-
تا قیامت گر بگویم زین کلام ** صد قیامت بگذرد وین ناتمام
- Bu sözü kıyamete kadar söylesem, bu bahsi kıyamete kadar uzatsam bitmez… Yüzlerce kıyamet kopar, geçer de yine bu bahis tamamlanmaz.
-
آداب المستمعین والمریدین عند فیض الحکمة من لسان الشیخ
- Şeyhin dilinden hikmetler coşunca müritlerle dinleyenlerin takınmaları lâzım olan edep ve terbiye
-
بر ملولان این مکرر کردنست ** نزد من عمر مکرر بردنست
- Bu sözlerim, insanlara bir tekrarlamadır, ama bence tekrarlanan, tazelenip uzayan bir ömürdür.
-
شمع از برق مکرر بر شود ** خاک از تاب مکرر زر شود
- Mum, birbiri üstüne çıkan kıvılcımlarla yanar, alevlenir.

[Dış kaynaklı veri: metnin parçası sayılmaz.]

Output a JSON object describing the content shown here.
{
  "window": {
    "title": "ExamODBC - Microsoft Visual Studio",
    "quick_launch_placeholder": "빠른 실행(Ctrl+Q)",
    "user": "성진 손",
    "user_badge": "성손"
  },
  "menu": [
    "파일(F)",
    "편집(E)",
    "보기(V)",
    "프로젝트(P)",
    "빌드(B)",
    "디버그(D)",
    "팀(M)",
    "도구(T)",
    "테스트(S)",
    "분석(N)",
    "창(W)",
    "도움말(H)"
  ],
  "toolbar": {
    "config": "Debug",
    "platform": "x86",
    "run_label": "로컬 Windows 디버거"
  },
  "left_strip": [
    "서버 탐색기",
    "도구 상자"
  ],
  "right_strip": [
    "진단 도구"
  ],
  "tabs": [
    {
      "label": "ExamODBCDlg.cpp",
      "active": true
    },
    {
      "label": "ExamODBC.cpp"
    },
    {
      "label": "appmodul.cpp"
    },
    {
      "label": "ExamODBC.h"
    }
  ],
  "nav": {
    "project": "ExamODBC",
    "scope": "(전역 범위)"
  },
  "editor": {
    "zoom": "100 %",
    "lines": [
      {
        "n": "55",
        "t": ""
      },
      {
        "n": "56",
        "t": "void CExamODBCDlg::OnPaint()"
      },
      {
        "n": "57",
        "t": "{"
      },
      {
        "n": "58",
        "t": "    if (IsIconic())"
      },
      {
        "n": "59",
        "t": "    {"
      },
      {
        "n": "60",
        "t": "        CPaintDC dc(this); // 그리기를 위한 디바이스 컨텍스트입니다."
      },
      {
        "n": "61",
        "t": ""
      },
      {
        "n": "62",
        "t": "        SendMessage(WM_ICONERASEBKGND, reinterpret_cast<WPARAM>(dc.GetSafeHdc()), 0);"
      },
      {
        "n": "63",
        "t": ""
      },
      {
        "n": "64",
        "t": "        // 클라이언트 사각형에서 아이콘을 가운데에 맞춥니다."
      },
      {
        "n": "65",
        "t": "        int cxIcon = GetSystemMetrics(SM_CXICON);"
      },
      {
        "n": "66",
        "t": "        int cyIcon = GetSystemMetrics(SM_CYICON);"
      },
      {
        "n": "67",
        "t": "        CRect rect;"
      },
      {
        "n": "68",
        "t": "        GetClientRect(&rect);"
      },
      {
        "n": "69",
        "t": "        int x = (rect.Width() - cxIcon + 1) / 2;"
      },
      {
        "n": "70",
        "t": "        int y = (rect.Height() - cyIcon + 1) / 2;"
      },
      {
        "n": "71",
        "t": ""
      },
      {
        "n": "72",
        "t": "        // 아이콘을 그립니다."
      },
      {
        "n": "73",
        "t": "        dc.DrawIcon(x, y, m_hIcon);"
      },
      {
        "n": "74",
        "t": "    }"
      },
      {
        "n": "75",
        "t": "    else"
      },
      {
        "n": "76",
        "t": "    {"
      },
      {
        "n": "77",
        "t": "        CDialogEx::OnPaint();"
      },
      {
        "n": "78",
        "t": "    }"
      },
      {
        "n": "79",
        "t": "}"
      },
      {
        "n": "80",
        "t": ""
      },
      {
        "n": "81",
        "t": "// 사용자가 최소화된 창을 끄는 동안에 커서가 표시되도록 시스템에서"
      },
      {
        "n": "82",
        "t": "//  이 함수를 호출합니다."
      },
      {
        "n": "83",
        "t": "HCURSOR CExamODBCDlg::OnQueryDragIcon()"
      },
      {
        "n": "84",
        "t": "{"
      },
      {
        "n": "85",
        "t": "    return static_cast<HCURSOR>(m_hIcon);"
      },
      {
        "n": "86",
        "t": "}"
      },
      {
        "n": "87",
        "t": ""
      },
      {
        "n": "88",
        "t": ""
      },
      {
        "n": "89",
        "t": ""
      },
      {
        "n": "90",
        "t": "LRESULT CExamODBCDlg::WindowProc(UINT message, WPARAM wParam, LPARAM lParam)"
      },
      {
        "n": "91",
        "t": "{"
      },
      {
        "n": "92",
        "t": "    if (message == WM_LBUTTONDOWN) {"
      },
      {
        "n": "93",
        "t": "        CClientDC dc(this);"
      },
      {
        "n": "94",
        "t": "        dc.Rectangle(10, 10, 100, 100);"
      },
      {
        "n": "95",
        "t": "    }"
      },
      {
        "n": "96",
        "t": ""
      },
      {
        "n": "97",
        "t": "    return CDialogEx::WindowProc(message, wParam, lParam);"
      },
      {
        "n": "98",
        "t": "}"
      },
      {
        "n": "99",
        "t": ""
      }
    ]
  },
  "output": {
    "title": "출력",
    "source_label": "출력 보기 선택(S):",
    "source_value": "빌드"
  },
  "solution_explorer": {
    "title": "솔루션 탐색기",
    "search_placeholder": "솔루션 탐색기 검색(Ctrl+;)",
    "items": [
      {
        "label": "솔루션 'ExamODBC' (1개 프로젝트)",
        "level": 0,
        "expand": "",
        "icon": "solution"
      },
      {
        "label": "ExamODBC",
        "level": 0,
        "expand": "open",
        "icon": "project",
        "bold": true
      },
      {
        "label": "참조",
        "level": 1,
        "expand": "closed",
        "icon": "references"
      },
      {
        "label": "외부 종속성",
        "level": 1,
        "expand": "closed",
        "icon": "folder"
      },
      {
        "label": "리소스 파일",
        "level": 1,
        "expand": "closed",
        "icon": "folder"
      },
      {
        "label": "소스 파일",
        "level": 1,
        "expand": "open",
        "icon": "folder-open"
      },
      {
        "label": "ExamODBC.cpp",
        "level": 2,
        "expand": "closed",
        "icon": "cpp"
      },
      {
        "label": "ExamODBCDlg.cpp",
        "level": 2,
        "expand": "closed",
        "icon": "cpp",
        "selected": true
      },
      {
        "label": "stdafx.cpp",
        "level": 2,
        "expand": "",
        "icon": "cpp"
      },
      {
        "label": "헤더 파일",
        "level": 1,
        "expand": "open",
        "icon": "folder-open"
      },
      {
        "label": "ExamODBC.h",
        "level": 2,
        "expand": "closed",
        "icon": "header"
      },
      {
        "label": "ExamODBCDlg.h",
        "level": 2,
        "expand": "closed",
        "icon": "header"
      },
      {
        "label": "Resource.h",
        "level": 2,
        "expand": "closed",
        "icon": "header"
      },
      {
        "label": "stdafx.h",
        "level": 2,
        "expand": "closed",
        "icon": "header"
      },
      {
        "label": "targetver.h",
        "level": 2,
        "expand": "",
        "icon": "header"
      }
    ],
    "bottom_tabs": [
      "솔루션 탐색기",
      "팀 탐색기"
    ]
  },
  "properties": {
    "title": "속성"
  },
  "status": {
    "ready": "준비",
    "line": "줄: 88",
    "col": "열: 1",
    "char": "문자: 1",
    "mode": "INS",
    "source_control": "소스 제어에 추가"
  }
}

Toprak, birbiri üstüne vuran ziyalarla altın haline gelir, parlar.
-
گر هزاران طالباند و یک ملول ** از رسالت باز میماند رسول
- Binlerce istekli olsa da bir de usanan kişi bulunsa elçi, elçilik yapmak istemez, gönlü soğur.
-
این رسولان ضمیر رازگو ** مستمع خواهند اسرافیلخو 3605
- Bu sır söyleyen gönül elçileri, İsrafil huylu dinleyici isterler.
-
نخوتی دارند و کبری چون شهان ** چاکری خواهند از اهل جهان
- Padişahlar gibi azamet sahibidir bunlar. Cihan halkından kulluk isterler.
-
تا ادبهاشان بجاگه ناوری ** از رسالتشان چگونه بر خوری
- Huzurlarında edebe riayet etmedikçe elçiliklerinden nasıl faydalanabilirsin?
-
کی رسانند آن امانت را بتو ** تا نباشی پیششان راکع دوتو
- Önlerinde iki büklüm eğilmedikçe o emaneti sana verirler mi hiç?
-
هر ادبشان کی همیآید پسند ** کامدند ایشان ز ایوان بلند
- Onlarca öyle her edep, her terbiye de beğenilmez. Çünkü onlar, ulu bir tapıdan gelmişlerdir.
-
نه گدایانند کز هر خدمتی ** از تو دارند ای مزور منتی 3610
- Onlar yoksul değiller ki ettiğin hizmetlere karşı teşekkür etsinler, minnet altında kalsınlar a müzevir!